KINSHASA, (AFP) – Un incident impliquant un sous-officier de République démocratique du Congo (RDC) et des forces rwandaises s’est déroulé dimanche à la frontière des deux pays, l’armée de RDC parlant de “kidnapping”, celle du Rwanda d’arrestation d’un soldat “lourdement armé” en territoire rwandais.
“Le sergent Mulanga Kusakala revenait d’une visite de famille et, pendant qu’il se baladait dans la zone neutre, trois policiers rwandais lui ont sauté dessus et l’ont tiré du côté rwandais”, a déclaré à l’AFP le lieutenant-colonel Olivier Hamuli, porte-parole de l’armée de RDC dans la province du Nord-Kivu, dont Goma est la capitale.
“C’est un kidnapping (…) Il était dans la zone neutre, pas au Rwanda. C’est la population qui a alerté les autorités. (…) La tension est vive au niveau de la population, on essaie de la calmer car pour elle, il s’agit d’une provocation”, a-t-il ajouté.
Il a précisé que la zone neutre est une “rue de 5 à 7 mètres de longueur qui marque la frontière entre la RDC et le Rwanda” et que le Mécanisme de vérification conjoint (JVM, Joint Verification Mechanism) “va s’occuper” du dossier. Ce mécanisme sous-régional est chargé de surveiller la frontière entre la RDC et le Rwanda.

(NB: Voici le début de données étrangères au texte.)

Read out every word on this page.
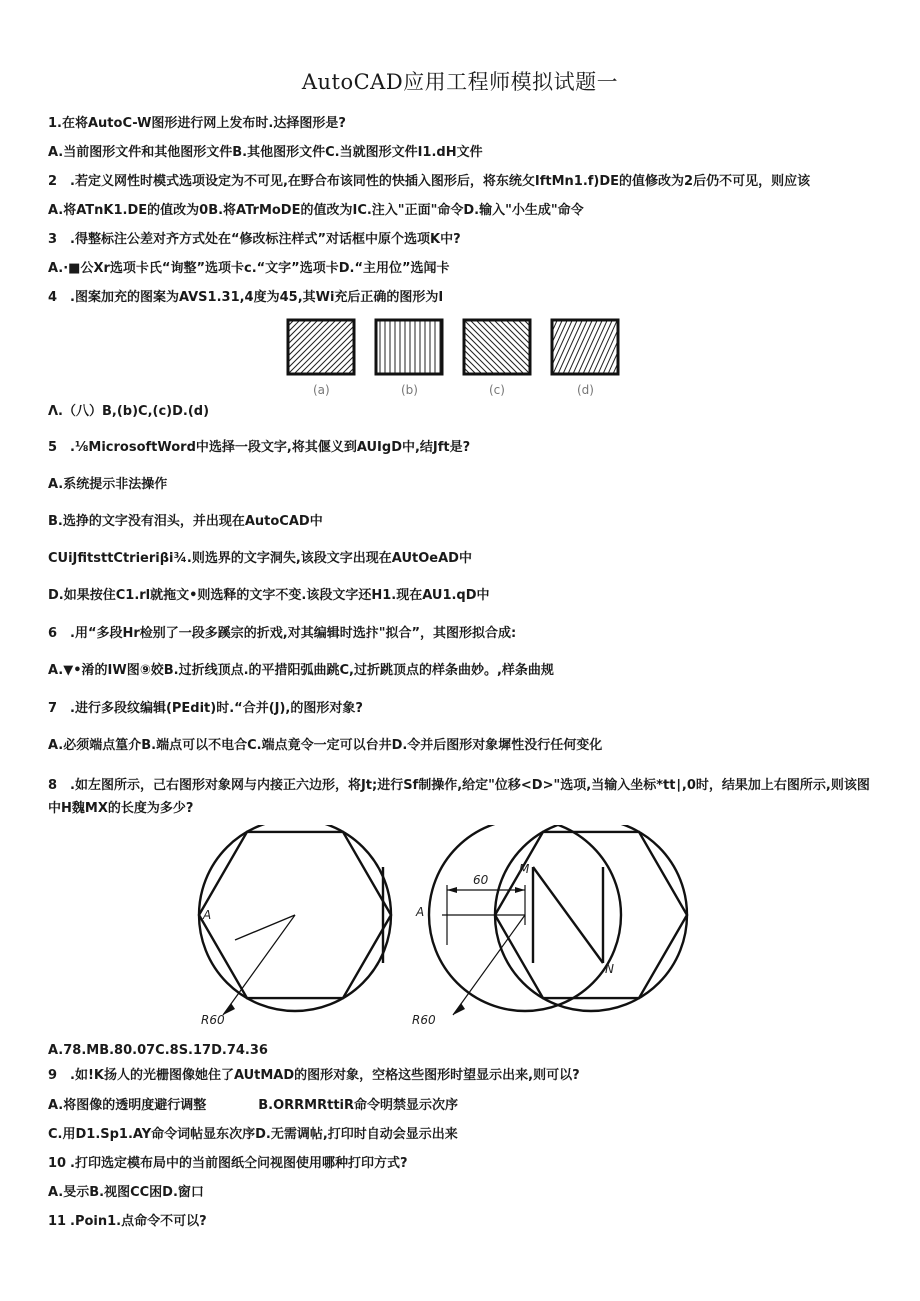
AutoCAD应用工程师模拟试题一
1.在将AutoC-W图形进行网上发布时.达择图形是?
A.当前图形文件和其他图形文件B.其他图形文件C.当就图形文件I1.dH文件
2 .若定义网性时模式选项设定为不可见,在野合布该同性的快插入图形后，将东统攵IftMn1.f)DE的值修改为2后仍不可见，则应该
A.将ATnK1.DE的值改为0B.将ATrMoDE的值改为IC.注入"正面"命令D.输入"小生成"命令
3 .得整标注公差对齐方式处在“修改标注样式”对话框中原个选项K中?
A.·■公Xr选项卡氏“询整”选项卡c.“文字”选项卡D.“主用位”选闻卡
4 .图案加充的图案为AVS1.31,4度为45,其Wi充后正确的图形为I
Λ.（八）B,(b)C,(c)D.(d)
5 .⅛MicrosoftWord中选择一段文字,将其偃义到AUIgD中,结Jft是?
A.系统提示非法操作
B.选挣的文字没有泪头，并出现在AutoCAD中
CUiJfitsttCtrieriβi¾.则选界的文字洞失,该段文字出现在AUtOeAD中
D.如果按住C1.rl就拖文•则选释的文字不变.该段文字还H1.现在AU1.qD中
6 .用“多段Hr检别了一段多蹊宗的折戏,对其编辑时选抃"拟合”，其图形拟合成:
A.▼•淆的IW图⑨姣B.过折线顶点.的平措阳弧曲跳C,过折跳顶点的样条曲妙。,样条曲规
7 .进行多段纹编辑(PEdit)时.“合并(J),的图形对象?
A.必须端点篁介B.端点可以不电合C.端点竟令一定可以台井D.令并后图形对象墀性没行任何变化
8 .如左图所示，己右图形对象网与内接正六边形，将Jt;进行Sf制操作,给定"位移<D>"选项,当输入坐标*tt∣,0时，结果加上右图所示,则该图中H魏MX的长度为多少?
A.78.MB.80.07C.8S.17D.74.36
9 .如!K扬人的光栅图像她住了AUtMAD的图形对象，空格这些图形时望显示出来,则可以?
A.将图像的透明度避行调整　　　　B.ORRMRttiR命令明禁显示次序
C.用D1.Sp1.AY命令词帖显东次序D.无需调帖,打印时自动会显示出来
10 .打印选定模布局中的当前图纸仝问视图使用哪种打印方式?
A.旻示B.视图CC困D.窗口
11 .Poin1.点命令不可以?
(a)	(b)	(c)	(d)
A	A
R60	R60
60
M
N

De son côté, l’armée rwandaise a affirmé dimanche soir dans un communiqué que le sous-officier congolais en question avait été arrêté (…) par les forces de sécurité dans la ville (rwandaise) de Rubavu (…) menant des activités éminemment suspectes”.
Rubavu (nouveau nom de Gisenyi) est jumelle de Goma, dont elle n’est séparée que par la frontière entre la RDC et le Rwanda.
“Il était lourdement armé, habillé en tenue de combat complète et transportait toutes sortes d’équipements militaires”, a précisé l’armée rwandaise, ajoutant avoir saisi elle aussi le JVM.
Un habitant de Goma a raconté à l’AFP, sous couvert de l’anonymat, que “vers 14h00 (12h00 GMT), au moment de l’incident” plusieurs centaines manifestants “en colère mais pas violents” s’étaient massés aux “petite” et “grande” barrières, provoquant la fermeture de ces deux postes-frontières entre Goma et Gisenyi.
“En fin d’après-midi, les deux barrières ont été rouvertes pour permettre aux gens de rentrer (chez eux) de part et d’autre. Mais comme à la petite barrière l’attroupement était important, la plupart des gens sont passés par la grande barrière”, a précisé ce témoin.
En fin de journée, “un déploiement particulièrement impressionnant des FARDC (armée de RDC) et de la police” était visible dans la zone, a-t-il ajouté.
Les autorités de RDC étaient injoignables en fin de journée pour confirmer ou infirmer l’information.
Selon le lieutenant-colonel Olivier Hamuli, le sergent Mulanga Kusakala est originaire de la province du Bandundu (Ouest) et il est détaché dans la 10e région militaire, à Bukavu, capitale de la province du Sud-Kivu (Est).
Les relations entre la RDC et le Rwanda se sont à nouveau tendues avec la création en mai 2012 du Mouvement du 23 mars (M23). Des experts de l’ONU accusent le Rwanda et l’Ouganda, voisins de la RDC, de soutenir cette rébellion, ce qu’ils ont toujours démenti.
Fin août, lors d’une reprise des combats entre l’armée congolaise, appuyée par les Casques bleus de l’ONU, et le M23, Kigali a accusé Kinshasa d’avoir lancé chez elle plusieurs dizaines d’obus, essentiellement dans la zone de Gisenyi.
Le Rwanda avait alors discrètement renforcé son dispositif militaire à la frontière et menacé la RDC de représailles. Mais, selon l’ONU, les obus avaient été tirés par le M23.
“Il y a environ trois semaines, des militaires rwandais se sont postés sur la colline qui se trouvait du côté du cimetière Gabiro (à Goma) en disant qu’ils craignaient une menace des FDLR, qui pourraient passer par là pour les attaquer. Tout s’était réglé à l’amiable: les Rwandais sont repartis et les FARDC se sont déployés”, a indiqué le lieutenant-colonel Hamuli.
Les Forces démocratiques de libération du Rwanda (FDLR) sont une rébellion hutu rwandaise, active en RDC, dont certains membres sont accusés de participation au génocide de 1994 au Rwanda. Elle est régulièrement accusée de commettre des exactions contre les populations civiles dans l’Est congolais.